Халил приподнял голову и упёрся во флорентийца внимательным взглядом. Тот вынул руку, смутившись и воспламеняясь от волны крови, что мгновенно прилила к паху. «Я лекарь, я сейчас лекарь. Проклятие! А мой больной — ходячий, точнее, уже лежащий подо мной светоч притягательного вожделения».
— Я не лгу! Вы не причиняете мне боли, мне приятно. От ваших рук.
— Ладно, — Джованни сглотнул слюну и зачерпнул пальцам следующую порцию мази. — Только называй меня теперь на моём языке — «синьор». Пока без имени.
***
[1] управление кораблём с помощью штурвала и судового руля изобретут через несколько лет венецианцы.
========== Глава 8. Поддавшись плену глаз ==========
Али вернулся, когда Джованни заканчивал заматывать тряпицей второе запястье Халила, тщательно подсушив натёртые железными кандалами открытые раны. Сосредотачиваясь на лекарском искусстве, стараясь не встречаться глазами, но постоянно чувствуя на себе — щеках, губах, руках, — изучающие касания теплой волны чужого взгляда, заставляющей сердце биться чаще, пальцы дрожать, а тело — покрываться капельками пота. Мысли терялись, слова застревали глубоко в горле, но будто читались чудесным образом, стоило шевельнуть сухими губами, чтобы глотнуть освежающего ветра. Халил протягивал к нему запястья и поворачивал по мере необходимости, когда с одной стороной было покончено. Его кисти рук, подвижные, тонкие, но сильные, с цепкими пальцами, крепкими ладонями и мозолями, натёртыми веслом или рукоятью меча — определить точно у Джованни не хватало знаний, — казались созданными как для труда, так и для упоительной ласки.
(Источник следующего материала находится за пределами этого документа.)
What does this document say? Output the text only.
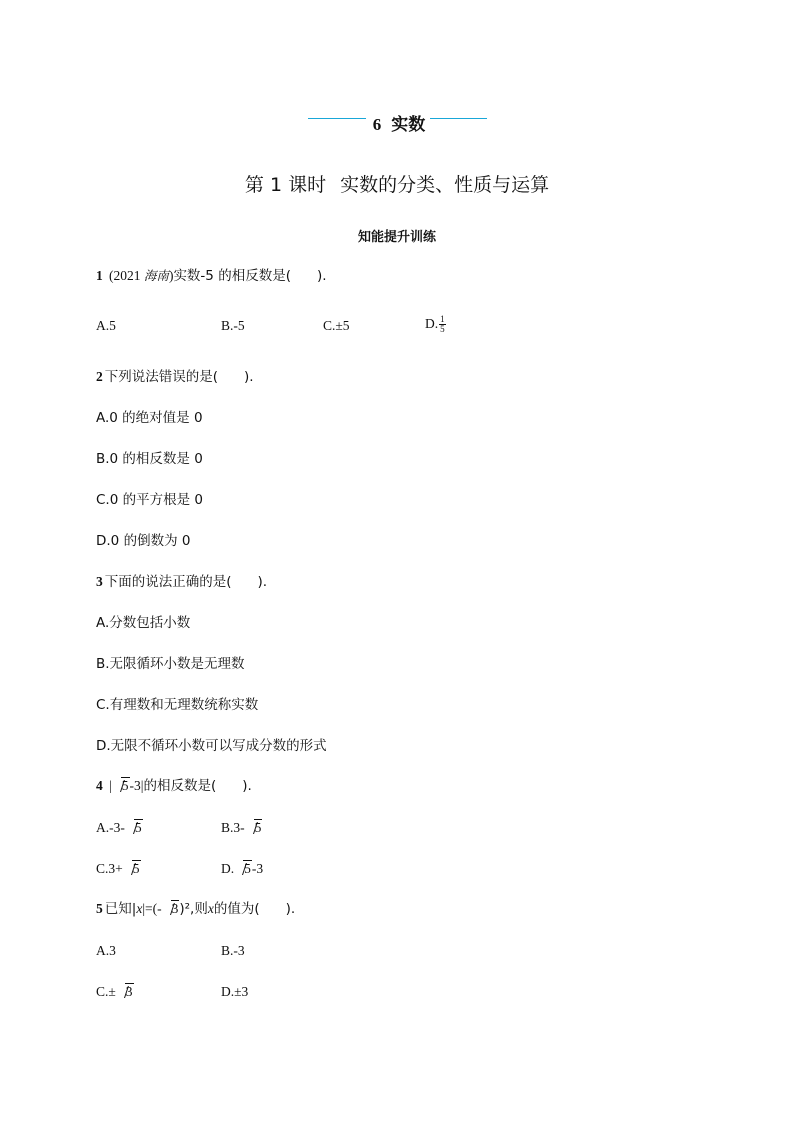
6 实数
第 1 课时 实数的分类、性质与运算
知能提升训练
1 (2021 海南)实数-5 的相反数是( ).
A.5	B.-5	C.±5	D. $\frac{1}{5}$
2 下列说法错误的是( ).
A.0 的绝对值是 0
B.0 的相反数是 0
C.0 的平方根是 0
D.0 的倒数为 0
3 下面的说法正确的是( ).
A.分数包括小数
B.无限循环小数是无理数
C.有理数和无理数统称实数
D.无限不循环小数可以写成分数的形式
4 | 5-3|的相反数是( ).
A.-3- 5	B.3- 5
C.3+ 5	D. 5-3
5 已知|x|=(- 3)²,则x的值为( ).
A.3	B.-3
C.± 3	D.±3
«Святой Януарий», подхваченный ветром в натянутых парусах быстро плыл вперёд, покачиваясь вверх-вниз и с брызгами рассекая носом зеленые волны. Берег почти скрылся из вида, хотя угадывался со стороны левого борта серой дымкой. Морской ветер был сильный, на открытом пространстве, начинал хватать за одежду и сбивать с ног. Многие пассажиры судна залезли в трюм, на верхней палубе остались лишь те, кто мог держаться за веревки, прикреплённые к бортам, остальное капитан запрещал даже трогать.
Мальчик, хотя и явно был голоден, не мог усидеть на месте, отломил себе несколько ломтей хлеба и намеревался опять умчаться прочь. Лишь осторожно спросил, где здесь можно помолиться, поскольку полуденный час был безбожно пропущен. Джованни тяжело вздохнул, продолжая прятать взгляд за полуопущенными ресницами, пальцем указал сесть рядом и внимательно выслушать.
— Ты помнишь, как мы плыли сюда, Али? — тот нетерпеливо кивнул, когда флорентиец на него требовательно посмотрел. — Все на корабле соблюдали время молитвы, а я сидел в стороне. Очень тихо и незаметно. Никто не подозревал, что в это время я тоже обращаюсь к своему Богу. Теперь и ты, и Халил будете делать точно так же. Иначе смерть, — глаза Али расширились от ужаса, — да, только так! Вы называете нас «неверными», а мы — вас. Это христианский корабль и земля, к которой он пристанет, христианская. Пока вы рядом со мной, вам не посмеют причинить вред, но стоит отойти на пару шагов в сторону… А обещал помочь научить вас нашему языку. Повторяйте прилежно.